Ferry Irawan mengatakan bahwa dirinya tak ingin mengakui perbuatan KDRT yang ditudingkan Venna Melinda. Padahal, Venna Melinda pernah ingin mencabut laporan asal dia mengaku perbuatannya di hadapan publik.
Namun, Ferry menyebut bahwa dirinya lebih baik dipenjara daripada mengakui perbuatan yang tidak pernah ia lakukan. Bahkan, Ferry Irawan tak segan menyebut bahwa kasus KDRT itu hanya skenario mantan istrinya itu.
Menanggapi hal itu, Venna Melinda pun naik pitam. Ia kembali memberikan klarifikasi terkait pernyataan Ferry Irawan yang ia rasa tidak benar.
“Dari awal saya di-BAP pun, saya tidak pernah bilang saya dipatahin hidungnya. Kalau ditanya skenario, saya bikin skenario apa? Orang saya dateng kan dalam undangan kapasitas memenuhi resorative justice,” ujar Venna Melinda.
“Jadi, yang dia tanyakan pada saat itu, ‘Apakah saya mematahkan hidung kamu?’,” lanjutnya.
Oleh karena itu, pada saat itu Venna Melinda menjawab hal itu tidak benar. Sebab, Ferry Irawan memang tidak mematahkan hidungnya, tetapi menekan hingga keluar darah.
“Itu dirakit lagi sama dia. Dia bilang bahwa di persidangan saya tidak pernah apa katanya menganiaya dia,” ungkap Venna menyangkal.

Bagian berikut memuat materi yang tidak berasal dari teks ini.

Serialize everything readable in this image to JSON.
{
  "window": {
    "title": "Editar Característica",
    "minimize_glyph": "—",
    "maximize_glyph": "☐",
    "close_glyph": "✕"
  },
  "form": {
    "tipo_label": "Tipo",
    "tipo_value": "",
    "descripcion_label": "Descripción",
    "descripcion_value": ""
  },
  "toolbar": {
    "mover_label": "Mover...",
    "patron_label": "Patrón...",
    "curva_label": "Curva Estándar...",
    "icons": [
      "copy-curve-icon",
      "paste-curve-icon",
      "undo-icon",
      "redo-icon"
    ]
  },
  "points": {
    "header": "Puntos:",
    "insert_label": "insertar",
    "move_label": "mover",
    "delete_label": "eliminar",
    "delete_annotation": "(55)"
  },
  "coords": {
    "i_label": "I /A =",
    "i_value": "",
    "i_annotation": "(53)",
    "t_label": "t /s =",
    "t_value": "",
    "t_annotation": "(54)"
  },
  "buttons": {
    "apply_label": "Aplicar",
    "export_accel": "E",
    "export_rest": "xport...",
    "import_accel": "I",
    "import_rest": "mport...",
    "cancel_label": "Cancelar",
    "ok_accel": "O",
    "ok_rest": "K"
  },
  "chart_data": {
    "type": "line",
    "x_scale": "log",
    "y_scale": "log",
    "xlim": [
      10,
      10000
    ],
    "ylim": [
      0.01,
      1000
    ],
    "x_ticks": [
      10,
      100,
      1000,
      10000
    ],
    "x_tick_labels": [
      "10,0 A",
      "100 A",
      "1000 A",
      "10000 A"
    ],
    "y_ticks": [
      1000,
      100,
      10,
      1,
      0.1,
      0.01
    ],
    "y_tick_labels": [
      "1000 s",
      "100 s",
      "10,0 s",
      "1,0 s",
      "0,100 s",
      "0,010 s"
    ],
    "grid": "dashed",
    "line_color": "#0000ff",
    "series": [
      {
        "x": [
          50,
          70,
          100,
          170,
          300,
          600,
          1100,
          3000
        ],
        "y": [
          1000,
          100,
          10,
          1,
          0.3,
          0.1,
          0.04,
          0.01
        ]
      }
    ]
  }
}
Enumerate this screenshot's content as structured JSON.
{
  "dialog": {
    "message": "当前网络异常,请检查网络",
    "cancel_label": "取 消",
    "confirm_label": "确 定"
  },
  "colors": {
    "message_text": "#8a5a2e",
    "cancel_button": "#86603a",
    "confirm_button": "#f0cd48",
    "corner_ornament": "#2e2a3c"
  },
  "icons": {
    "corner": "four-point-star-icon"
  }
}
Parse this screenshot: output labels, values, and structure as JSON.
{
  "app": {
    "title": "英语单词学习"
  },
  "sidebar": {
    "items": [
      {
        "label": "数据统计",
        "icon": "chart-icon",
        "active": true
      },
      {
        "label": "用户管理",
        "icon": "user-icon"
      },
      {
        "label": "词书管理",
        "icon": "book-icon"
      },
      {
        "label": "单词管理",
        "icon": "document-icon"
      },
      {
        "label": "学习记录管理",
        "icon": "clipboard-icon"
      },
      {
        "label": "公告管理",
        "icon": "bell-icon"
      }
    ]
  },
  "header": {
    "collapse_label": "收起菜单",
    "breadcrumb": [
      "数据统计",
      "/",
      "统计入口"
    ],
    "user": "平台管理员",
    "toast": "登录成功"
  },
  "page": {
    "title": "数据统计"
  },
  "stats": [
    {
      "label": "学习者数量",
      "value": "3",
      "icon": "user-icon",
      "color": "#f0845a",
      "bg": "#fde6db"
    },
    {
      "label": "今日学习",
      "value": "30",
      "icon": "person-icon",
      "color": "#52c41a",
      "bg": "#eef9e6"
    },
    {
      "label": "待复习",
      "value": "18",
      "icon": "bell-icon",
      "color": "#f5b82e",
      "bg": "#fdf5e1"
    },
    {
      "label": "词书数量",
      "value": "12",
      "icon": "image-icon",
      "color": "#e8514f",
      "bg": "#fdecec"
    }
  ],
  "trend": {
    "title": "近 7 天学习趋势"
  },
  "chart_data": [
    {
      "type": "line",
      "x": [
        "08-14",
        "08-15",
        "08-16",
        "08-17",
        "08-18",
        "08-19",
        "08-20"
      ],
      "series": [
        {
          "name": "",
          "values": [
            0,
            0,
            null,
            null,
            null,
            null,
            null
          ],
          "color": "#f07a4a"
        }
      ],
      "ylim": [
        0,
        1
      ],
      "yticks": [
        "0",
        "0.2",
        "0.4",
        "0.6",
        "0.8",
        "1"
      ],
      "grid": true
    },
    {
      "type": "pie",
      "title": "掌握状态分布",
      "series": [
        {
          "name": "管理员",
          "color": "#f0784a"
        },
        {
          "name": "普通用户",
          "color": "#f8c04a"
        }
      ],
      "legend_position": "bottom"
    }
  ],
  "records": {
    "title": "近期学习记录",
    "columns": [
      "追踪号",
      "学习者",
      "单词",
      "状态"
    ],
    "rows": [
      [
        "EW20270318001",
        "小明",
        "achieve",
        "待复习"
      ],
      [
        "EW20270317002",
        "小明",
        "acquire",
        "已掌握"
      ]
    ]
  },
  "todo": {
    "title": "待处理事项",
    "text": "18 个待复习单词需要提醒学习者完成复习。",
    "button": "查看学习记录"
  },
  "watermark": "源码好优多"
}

“Kalau saya tidak pernah menganiaya bagaimana mungkin ada fonis satu tahun, darah yang berceceran sudah di-DNA, darah saya, CCTV menyatakan tidak ada orang lain yang masuk kecuali kita berdua,” lanjutnya.
Lebih lanjut, Venna Melinda selalu mengatakan, dirinya memang acap kali mendapatkan perlakuan kasar dari Ferry Irawan. Namun, hal itu dilakukan tanpa meninggalkan bekas.
Baca Juga: Dewi Perssik Dihujat Gegara Sebut Ogah Rujuk Jika di Posisi Lady Nayoan: Nggak Usah Ngomporin!
“Dan dari dulu saya selalu bilang, KDRT dia tidak meninggalkan bekas. Dia tahu titik kelemahan orang, makanya dibekep sampai gak bisa napas, dipiting,” ungkapnya.